John Sheridan (Bruce Boxleitner), President of the new Interstellar Alliance, returns to Babylon Five with Delenn (Mira Furlan) and they are greeted with applause and jubilation. Sheridan is put out, but Garibaldi (Jerry Doyle) says they deserve a hell of a party. Londo (Peter Jurasik) muses about the Centauri’s gloomy marriage ceremonies and raucous funerals and thinks partying at a wedding could be a bad sign. Everyone walks away from him. ISN coverage is broken up by a temporal distortion.

The rest of the episode takes place after the end of the series, showing the long-term effects of the Interstellar Alliance. In 2262, a debate on ISN shows pro-Clark elements picturing Sheridan as a madman, and the Outer Colonies calling him a liberator. In 2362, a debate between two historians calls Sheridan, the Shadows, and the Overthrow of Clark a series of myths. An aged Delenn bursts in and declares Sheridan a good and decent man and accuses the historians of fabricating facts to fill in the gaps in their knowledge.

In 2762, a faction warring against the Interstellar Alliance tries to set up forged holographic records to show that the heroes of Babylon Five were megalomaniacal war criminals, preparatory to bombing another planet. Sheridan is shown making an impassioned speech about conquering Earth and Doctor Franklin talking about experimentation on human children.

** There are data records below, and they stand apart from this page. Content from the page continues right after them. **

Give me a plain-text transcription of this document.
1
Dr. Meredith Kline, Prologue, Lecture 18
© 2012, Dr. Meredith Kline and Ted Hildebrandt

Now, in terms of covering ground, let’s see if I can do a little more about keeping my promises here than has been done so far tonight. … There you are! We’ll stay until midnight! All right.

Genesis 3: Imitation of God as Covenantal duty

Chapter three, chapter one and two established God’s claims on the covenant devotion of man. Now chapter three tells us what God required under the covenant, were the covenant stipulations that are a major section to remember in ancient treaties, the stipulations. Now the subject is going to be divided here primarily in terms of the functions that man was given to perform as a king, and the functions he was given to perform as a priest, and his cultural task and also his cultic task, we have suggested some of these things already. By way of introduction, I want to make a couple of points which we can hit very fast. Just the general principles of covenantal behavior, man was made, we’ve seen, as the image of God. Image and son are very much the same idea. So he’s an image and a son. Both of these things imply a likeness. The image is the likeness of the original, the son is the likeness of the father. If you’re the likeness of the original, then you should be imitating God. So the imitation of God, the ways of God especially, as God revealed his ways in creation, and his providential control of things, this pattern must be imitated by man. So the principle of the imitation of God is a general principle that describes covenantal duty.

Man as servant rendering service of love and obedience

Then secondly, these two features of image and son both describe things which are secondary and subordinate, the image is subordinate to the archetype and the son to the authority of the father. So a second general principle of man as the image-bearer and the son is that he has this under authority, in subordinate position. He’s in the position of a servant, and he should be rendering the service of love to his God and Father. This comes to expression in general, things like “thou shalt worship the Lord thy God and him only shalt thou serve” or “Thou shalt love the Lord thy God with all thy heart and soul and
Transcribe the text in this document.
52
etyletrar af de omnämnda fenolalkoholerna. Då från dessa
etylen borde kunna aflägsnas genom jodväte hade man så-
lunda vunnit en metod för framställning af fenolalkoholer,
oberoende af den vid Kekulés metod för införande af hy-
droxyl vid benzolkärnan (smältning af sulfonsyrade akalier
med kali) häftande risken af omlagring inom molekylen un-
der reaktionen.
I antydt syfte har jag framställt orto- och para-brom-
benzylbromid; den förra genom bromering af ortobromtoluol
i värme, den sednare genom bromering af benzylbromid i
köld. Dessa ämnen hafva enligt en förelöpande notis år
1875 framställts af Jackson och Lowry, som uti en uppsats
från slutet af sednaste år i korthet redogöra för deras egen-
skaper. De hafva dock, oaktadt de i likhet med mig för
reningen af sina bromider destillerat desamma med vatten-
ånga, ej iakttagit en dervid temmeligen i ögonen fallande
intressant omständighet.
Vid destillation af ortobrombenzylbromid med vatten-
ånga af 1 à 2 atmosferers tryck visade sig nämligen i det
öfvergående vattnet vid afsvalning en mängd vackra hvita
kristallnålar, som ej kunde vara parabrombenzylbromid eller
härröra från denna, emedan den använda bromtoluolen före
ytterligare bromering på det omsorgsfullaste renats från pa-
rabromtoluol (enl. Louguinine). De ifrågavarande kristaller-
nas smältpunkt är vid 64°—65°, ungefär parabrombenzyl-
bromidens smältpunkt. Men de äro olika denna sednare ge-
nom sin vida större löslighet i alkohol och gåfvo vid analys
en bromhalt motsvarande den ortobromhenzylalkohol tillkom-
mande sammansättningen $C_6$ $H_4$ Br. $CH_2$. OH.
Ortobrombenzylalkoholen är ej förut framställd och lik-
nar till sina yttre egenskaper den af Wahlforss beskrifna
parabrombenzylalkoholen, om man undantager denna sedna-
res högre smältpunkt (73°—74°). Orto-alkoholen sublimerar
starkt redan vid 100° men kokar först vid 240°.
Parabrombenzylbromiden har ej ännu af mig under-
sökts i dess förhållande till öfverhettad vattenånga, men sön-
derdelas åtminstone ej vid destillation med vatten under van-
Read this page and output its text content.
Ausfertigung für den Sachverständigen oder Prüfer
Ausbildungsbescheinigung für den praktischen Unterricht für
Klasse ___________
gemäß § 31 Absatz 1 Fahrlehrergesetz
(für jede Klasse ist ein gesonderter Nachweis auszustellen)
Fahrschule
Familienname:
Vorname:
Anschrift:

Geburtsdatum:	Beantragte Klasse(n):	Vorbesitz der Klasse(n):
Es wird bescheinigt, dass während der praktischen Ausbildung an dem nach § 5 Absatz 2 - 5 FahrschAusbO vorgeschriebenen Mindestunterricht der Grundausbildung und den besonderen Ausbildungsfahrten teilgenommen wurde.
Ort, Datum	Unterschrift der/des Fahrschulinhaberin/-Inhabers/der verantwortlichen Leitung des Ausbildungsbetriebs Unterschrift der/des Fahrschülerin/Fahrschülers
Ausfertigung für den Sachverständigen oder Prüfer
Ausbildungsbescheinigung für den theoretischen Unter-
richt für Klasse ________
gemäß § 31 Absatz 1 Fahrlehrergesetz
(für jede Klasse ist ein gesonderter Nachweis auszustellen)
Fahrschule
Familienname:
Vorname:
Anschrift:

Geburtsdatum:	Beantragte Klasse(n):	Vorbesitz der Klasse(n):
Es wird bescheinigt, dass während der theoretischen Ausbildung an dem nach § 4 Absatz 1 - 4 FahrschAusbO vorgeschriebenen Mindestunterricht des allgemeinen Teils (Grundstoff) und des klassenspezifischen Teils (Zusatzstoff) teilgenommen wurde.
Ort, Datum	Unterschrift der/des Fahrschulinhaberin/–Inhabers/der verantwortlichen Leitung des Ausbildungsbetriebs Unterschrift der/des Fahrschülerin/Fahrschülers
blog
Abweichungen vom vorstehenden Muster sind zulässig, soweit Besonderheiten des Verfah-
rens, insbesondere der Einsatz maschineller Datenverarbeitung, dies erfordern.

Garibaldi, who knows he is a holographic computer program, hacks into the computer and warns the enemy. Pro-Alliance forces launch a nuclear attack. In 3262, Earth is reduced to Medieval villages. Brother Alwyn (Roy Brocksmith) and Brother Michael (Neil Roberts) speak about the return of the Rangers. Alwyn reveals that he is a Ranger himself, and that pro-Alliance forces are building up Earth civilization.

A million years later, a creature very like a Vorlon, watching all this footage, instructs his computer to transfer it to New Earth. The computer warns that Sol is about to go Nova. The man leaves in a ship with a Ranger logo on it, and the sun explodes. Back in 2262, Sheridan and Delenn discuss what they have done and wonder if anyone will remember them.

This episode was rushed into production when the Fifth Season was suddenly okayed and Straczynski decided to keep what he had intended as the very last episode for the end of the Fifth Season. That’s why Claudia Christian appears in it. Straczynski dedicated the episode to all who predicted the Babylon Project would fail and called it a giant middle finger fifty stories tall that will burn forever in the night. It was directed by Stephen Furst. Straczynski realized that part of it was extremely similar to A Canticle for Leibowitz by Walter M. Miller but decided to keep it because the series was filled with monks and theologians anyway. New Earth is the Vorlon home world. A million years in the future, humans and Minbari have reached a First-One level of existence. Bruce Boxleitner got to play a despicable villain in one scene and loved it.